The grey area is often the medium complexity semi-unique design where the designer is rushing to make a deadline or is constrained by cost or resources.  Analyses can run the gamut from hand calculation to full 3D dynamic non-linear simulation. The effort to realize an analysis is itself highly non-linear and complex 3D simulations can require weeks of effort and monopolization of the software resource.  In addition, any errors in the setup of the problem can be devastating as the error may not be evident until the results are available.

An antidote to this analysis-resource tug of war can be 2D simulation. Many problems are two dimensional or can be simplified to yield acceptable results with a two dimensional treatment. Typical two dimensional simplifications are planar symmetry (i.e., a section cut through a body or system with planar symmetry) and axis symmetric problems (i.e., a slice from a revolved structure demonstrating polar symmetry). Recognizing a problem is two dimensional or that it can be approximated by a two dimensional simplification can reduce problem setup time significantly and reduce computation time by several orders of magnitude.

Furthermore, the ability to model complex systems involving contact of disparate bodies and large deformation using 3D techniques often necessitated rudimentary meshes due to memory constraints rendering the analysis suspect.

A classic example of the application of a 2D analysis is the design of a plastic snap hook. A section through the snap hook can be rapidly meshed, analyzed and iterated.
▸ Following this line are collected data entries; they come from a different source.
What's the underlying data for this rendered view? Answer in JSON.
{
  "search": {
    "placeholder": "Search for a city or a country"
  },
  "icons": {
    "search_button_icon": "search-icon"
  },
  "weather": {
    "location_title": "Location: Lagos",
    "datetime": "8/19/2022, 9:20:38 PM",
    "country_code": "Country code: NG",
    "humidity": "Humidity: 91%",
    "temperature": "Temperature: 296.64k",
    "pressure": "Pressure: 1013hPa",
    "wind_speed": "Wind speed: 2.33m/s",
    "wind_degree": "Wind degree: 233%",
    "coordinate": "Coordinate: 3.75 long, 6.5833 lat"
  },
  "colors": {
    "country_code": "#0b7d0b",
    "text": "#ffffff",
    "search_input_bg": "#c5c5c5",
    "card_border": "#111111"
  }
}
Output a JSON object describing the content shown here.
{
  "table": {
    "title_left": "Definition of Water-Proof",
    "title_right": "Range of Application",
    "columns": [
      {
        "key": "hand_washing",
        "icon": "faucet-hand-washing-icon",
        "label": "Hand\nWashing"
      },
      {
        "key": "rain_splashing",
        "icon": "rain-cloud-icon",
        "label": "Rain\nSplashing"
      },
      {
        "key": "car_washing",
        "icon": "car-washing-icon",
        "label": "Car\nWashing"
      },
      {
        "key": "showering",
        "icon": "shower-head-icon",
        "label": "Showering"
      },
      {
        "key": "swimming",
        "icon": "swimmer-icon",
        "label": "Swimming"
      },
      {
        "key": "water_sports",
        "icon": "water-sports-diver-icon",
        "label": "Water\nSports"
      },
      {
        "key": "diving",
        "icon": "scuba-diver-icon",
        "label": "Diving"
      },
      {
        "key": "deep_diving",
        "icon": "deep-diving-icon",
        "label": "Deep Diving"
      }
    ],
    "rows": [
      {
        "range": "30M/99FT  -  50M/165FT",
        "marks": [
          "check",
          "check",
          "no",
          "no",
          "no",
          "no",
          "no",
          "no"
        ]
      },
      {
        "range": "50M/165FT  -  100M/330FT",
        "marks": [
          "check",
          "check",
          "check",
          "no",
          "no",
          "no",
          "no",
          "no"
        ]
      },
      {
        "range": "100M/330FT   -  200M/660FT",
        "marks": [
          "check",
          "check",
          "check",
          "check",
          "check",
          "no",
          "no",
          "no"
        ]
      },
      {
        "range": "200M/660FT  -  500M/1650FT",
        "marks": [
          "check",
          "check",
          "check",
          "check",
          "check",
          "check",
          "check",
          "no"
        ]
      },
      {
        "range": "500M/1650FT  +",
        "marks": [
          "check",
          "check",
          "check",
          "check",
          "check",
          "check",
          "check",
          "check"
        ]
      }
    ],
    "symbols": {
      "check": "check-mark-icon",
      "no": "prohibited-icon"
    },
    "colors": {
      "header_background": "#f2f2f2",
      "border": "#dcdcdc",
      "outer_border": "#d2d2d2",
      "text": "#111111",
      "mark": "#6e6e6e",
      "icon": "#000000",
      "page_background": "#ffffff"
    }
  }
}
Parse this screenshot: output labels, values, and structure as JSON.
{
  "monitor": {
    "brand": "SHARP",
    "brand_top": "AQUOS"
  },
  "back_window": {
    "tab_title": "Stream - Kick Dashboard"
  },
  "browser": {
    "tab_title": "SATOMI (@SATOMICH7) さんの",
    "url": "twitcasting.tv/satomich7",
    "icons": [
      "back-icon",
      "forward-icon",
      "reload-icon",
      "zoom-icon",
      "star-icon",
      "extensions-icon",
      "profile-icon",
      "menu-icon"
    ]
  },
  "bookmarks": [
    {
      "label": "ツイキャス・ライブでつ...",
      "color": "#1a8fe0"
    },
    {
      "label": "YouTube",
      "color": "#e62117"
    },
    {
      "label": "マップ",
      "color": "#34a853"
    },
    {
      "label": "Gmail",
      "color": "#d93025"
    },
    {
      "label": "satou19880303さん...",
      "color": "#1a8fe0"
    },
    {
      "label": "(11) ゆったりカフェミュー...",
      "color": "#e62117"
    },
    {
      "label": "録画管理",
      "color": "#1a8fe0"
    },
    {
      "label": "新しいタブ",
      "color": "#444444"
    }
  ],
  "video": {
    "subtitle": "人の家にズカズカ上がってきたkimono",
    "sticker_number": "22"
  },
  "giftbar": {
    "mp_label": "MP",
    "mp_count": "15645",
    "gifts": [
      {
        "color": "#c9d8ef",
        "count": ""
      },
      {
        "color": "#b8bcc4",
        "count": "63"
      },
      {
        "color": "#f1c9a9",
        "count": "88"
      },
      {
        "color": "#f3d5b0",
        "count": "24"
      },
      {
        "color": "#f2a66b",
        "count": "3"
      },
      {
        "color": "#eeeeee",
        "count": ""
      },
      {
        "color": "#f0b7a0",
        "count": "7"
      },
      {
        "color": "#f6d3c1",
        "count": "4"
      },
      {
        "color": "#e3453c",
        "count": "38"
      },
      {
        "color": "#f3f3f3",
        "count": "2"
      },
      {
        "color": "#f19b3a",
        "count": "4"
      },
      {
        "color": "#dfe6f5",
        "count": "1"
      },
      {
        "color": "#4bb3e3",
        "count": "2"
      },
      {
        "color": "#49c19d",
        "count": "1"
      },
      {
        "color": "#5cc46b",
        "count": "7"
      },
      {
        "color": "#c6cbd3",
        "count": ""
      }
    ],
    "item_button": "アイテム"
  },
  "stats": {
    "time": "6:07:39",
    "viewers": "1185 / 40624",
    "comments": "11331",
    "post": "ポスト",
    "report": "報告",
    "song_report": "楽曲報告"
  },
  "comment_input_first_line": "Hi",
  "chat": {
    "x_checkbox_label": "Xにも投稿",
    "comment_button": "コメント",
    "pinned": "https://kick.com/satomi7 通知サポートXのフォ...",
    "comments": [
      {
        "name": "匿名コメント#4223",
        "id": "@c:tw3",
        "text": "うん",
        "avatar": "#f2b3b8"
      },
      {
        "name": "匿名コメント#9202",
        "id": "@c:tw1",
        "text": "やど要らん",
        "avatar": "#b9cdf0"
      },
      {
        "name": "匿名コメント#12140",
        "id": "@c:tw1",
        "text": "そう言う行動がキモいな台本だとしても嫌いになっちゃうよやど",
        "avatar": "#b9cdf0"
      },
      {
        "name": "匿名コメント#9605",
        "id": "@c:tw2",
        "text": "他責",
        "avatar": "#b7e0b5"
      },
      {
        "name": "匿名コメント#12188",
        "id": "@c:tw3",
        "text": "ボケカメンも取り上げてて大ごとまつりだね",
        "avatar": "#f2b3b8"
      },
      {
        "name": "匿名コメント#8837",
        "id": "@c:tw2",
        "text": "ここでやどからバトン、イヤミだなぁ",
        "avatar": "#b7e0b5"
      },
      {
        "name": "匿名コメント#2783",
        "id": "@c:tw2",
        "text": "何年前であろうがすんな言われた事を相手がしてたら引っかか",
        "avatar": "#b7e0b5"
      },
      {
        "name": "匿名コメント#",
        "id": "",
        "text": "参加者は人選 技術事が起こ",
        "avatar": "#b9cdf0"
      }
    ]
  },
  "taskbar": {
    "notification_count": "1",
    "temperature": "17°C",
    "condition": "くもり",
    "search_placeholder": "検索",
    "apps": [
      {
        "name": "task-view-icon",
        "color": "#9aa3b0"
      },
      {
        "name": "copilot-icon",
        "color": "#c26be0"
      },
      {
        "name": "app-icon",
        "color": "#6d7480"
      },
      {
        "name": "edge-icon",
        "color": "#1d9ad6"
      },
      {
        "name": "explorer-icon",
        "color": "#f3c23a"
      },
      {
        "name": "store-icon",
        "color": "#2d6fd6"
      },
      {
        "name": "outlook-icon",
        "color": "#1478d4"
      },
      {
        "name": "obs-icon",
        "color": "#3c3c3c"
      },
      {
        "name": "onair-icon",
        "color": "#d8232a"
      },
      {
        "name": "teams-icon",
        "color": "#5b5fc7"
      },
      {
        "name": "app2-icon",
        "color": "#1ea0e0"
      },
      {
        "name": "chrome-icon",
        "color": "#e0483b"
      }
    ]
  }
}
A hook that snaps into a non-rigid recess is even more challenging and computationally intensive with 3D techniques. A 2D analysis can handle this very quickly and gives the engineer an opportunity to iterate several times in a time frame that makes skipping the analysis difficult to justify. Problems ranging from electrostatics and magnetics to fluids and structural analysis can be rapidly analyzed using 2D techniques. 

Should I analyze this mechanism or system is not a simple question; however, if a 2D simplification can be used the answer is, “How can I afford not to?”